Badut didefinisikan sebagai pelawak pada sebuah sirkus, pementasan, atau acara lainnya. Ciri khas badut terdapat

pada riasan yang berlebihan, baik berupa kostum atau riasan wajah serta gayanya yang lucu dan menarik

(Nugroho et al, 2020: 42). Sitompol (2017: 22) mengemukakan selain membuat tertawa semua orang melalui pertunjukkan mereka, badut juga mengamen di jalanan.Maraknya aktivitas tersebut pada akhirnya memberikan doktrin kepada masyarakat bahwa profesi badut merupakan pekerjaan yang identik dengan pengamen atau penghibur

jalanan, sehingga badut dianggap rendah dan murahan, seperti halnya visual pada lagu Ndas Gerih adalah jenis badut

karakter atau pengamen. Hal itu dikuatkan dengan ilustrasi kedua badut menghibur setiap orang yang dijumpainya untuk kemudian diberikan imbalan berupa uang.
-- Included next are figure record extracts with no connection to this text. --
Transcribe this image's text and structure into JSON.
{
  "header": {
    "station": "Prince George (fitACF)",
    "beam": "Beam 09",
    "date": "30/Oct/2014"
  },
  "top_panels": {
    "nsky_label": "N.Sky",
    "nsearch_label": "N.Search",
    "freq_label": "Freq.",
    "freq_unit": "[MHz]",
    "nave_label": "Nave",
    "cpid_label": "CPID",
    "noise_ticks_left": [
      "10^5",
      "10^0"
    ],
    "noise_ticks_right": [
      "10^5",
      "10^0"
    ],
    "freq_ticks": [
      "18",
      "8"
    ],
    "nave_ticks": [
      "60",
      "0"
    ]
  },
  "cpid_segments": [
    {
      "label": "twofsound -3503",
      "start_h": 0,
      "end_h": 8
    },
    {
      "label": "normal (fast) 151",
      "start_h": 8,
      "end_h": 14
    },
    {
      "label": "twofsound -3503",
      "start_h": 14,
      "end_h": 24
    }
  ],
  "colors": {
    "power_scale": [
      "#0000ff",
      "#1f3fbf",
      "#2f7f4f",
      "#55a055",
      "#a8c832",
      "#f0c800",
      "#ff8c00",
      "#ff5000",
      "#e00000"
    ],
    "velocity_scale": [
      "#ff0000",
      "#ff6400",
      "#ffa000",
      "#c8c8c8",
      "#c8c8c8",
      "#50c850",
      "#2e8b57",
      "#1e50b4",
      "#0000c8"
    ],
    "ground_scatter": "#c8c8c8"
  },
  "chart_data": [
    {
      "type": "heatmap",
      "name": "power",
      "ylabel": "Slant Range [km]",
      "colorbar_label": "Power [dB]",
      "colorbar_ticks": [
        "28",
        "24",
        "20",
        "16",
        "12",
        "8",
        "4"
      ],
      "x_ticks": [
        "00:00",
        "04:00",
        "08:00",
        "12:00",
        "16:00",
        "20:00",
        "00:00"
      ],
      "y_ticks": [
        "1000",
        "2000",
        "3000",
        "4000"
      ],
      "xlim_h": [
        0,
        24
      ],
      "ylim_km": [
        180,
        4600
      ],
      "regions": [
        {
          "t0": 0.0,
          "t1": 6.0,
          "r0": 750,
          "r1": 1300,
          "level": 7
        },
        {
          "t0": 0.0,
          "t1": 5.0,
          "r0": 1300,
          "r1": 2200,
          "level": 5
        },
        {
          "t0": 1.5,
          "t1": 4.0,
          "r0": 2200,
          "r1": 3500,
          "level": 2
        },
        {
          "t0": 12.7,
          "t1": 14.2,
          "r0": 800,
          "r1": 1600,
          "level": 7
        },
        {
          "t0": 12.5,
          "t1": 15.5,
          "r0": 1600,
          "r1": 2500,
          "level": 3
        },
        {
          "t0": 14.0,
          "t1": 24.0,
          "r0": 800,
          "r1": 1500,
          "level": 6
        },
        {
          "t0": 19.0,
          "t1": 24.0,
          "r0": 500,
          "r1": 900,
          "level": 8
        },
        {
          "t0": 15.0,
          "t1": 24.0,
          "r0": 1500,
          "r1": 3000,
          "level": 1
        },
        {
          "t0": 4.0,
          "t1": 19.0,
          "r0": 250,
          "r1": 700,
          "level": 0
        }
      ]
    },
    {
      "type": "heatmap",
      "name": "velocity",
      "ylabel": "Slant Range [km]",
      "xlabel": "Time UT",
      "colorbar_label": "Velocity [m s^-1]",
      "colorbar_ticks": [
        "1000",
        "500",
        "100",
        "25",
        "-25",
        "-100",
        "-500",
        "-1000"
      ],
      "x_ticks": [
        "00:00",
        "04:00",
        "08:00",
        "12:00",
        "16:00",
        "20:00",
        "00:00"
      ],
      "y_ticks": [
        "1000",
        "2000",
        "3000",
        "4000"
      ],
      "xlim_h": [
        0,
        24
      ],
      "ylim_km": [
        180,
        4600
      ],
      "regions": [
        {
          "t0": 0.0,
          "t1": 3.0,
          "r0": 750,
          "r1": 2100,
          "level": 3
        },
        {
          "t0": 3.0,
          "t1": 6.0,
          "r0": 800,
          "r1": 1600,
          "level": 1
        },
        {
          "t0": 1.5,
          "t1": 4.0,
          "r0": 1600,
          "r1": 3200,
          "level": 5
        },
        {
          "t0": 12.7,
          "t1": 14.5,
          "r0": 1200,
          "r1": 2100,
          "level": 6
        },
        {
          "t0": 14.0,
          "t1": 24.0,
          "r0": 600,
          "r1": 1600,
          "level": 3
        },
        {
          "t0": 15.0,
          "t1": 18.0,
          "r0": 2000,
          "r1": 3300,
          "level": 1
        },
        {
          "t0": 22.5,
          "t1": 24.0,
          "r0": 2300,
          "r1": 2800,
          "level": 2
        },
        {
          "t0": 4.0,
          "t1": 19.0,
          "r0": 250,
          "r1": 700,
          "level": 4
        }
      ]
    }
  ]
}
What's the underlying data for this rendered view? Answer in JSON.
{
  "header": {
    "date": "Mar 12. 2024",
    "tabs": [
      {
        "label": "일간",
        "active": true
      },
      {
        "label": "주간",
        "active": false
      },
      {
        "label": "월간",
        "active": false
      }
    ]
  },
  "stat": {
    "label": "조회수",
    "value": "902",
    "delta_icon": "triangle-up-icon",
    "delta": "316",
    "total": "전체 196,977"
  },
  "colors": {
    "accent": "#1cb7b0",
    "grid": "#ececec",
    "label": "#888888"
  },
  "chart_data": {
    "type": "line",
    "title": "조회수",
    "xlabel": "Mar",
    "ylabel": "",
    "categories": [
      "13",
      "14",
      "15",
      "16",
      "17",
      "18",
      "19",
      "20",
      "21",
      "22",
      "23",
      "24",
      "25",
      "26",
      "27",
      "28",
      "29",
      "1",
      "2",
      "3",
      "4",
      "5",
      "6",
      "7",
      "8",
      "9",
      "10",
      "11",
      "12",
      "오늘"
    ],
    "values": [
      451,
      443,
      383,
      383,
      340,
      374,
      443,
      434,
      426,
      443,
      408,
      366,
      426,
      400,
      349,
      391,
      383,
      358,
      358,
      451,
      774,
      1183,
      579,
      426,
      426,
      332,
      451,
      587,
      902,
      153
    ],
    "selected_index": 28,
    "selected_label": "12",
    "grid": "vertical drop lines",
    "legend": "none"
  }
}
Penampilan badut dalam video klip berkaitan erat dengan nilai ekonomi mengingat badut diposisikan sebagai profesi untuk mendapatkan sejumlah uang terutama oleh kalangan ekonomi lemah.

 

Tradisi Kenduri:

Surjono (dalam Susanti, 2017: 490) memberikan definisi kenduri atau bancakan adalah tradisi selamatan atau

do’abersama dengan dipimpin oleh tokoh agama atau pemuka adat serta mengundang para kerabat dan tetangga.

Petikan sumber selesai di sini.